Pour gérer un patrimoine, il faut encore qu'il y en ait un, ou la possibilité d'en avoir un. Mais au-delà de cette limite, de plus en plus de foyers aux revenus confortables ou perçus comme tels se sentent dépassés par la pression fiscale grandissante, et une offre financière de plus en plus déconnectée de leurs aspirations.
C'est sans doute eux que nos conseils aident le plus, leur permettant de construire un patrimoine, plutôt que rien.
Mais trève de discours, voici donc le fameux article, paru dans le Gestion de Fortune d'avril 2014.
On prête souvent aux contes de fée des vertus pédagogiques, à juste titre. L’une des scènes de Robin des bois offre ainsi un parallèle avec l’actualité socio-politique française. Voyant l’indigence de l’Eglise, le couple de petites souris qui assure l’entretien de l’église confie à Frère Tuck sa dernière pièce, pour qu’il en fasse bon usage. Le shérif, passant par là, pille le tronc au nom de l’impôt royal, ce qui met le moine hors de lui et se solde ultérieurement par l’intervention de Robin des bois, volant au secours des pauvres.
C’est un peu de cette façon qu’on imagine le gouvernement en train de siphonner les dernières économies des classes moyennes.
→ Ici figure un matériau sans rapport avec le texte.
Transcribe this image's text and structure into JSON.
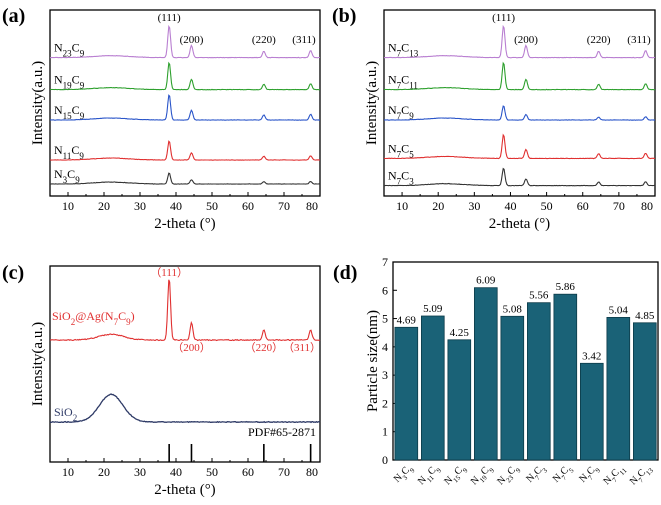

L’intention est a priori plus louable que dans le long-métrage de Disney, car il se prévaut de redistribuer la richesse à ceux qui en ont le plus besoin.
A ceci près que, d’une part, c’est lui qui désigne qui doit en bénéficier, et que, d’autre part, ses frais de fonctionnement sont tels que c’est miracle s’il reste encore quelque chose au bout, après sa ponction.
Tout d’abord, dressons un portrait de cette classe moyenne, dont beaucoup se réclament sans pour autant y appartenir. Cette catégorie de la population n’a pas de contours nettement tracés, mais se caractérise par une convergence de critères. On en dit parfois que c’est la classe des « petits » : petits artisans, petits commerçants, chefs d’entreprise de petite taille, fonctionnaires, employés de commerce, etc.
Le revenu d’un couple avec deux enfants à charge oscille entre 2300 et 4750€ par mois. Ils sont petits propriétaires, ou en passe de le devenir. Ils contribuent à l’impôt sur le revenu, même modestement. Ils s’efforcent de mettre de l’argent de côté, par peur du lendemain. Si le logement constitue leur principale source de dépense, ils veillent à consacrer un certain budget à l’éducation de leurs enfants (jeux éducatifs, sorties culturelles)[1].
Ces « petits », qui ont a priori formé l’électorat principal de la majorité actuelle, ont le sentiment d’être les sacrifiés du gouvernement. Ce sentiment reflète-t-il vraiment la réalité ?
Observons quelques mesures prises par la majorité, depuis son arrivée au pouvoir en mai 2012.
Prenons pour exemple l’une des toutes premières mesures du nouveau gouvernement, la suppression de l’exonération sociale et fiscale des heures supplémentaires.
On se rappelle que la loi TEPA en 2007 avait facilité le recours aux heures supplémentaires des salariés, en faisant un double cadeau : d’un côté, l’employeur n’avait pas à verser de cotisations sociales sur les heures supplémentaires, et de l’autre, le salarié n’avait pas à payer d’impôt sur le revenu sur celles-ci.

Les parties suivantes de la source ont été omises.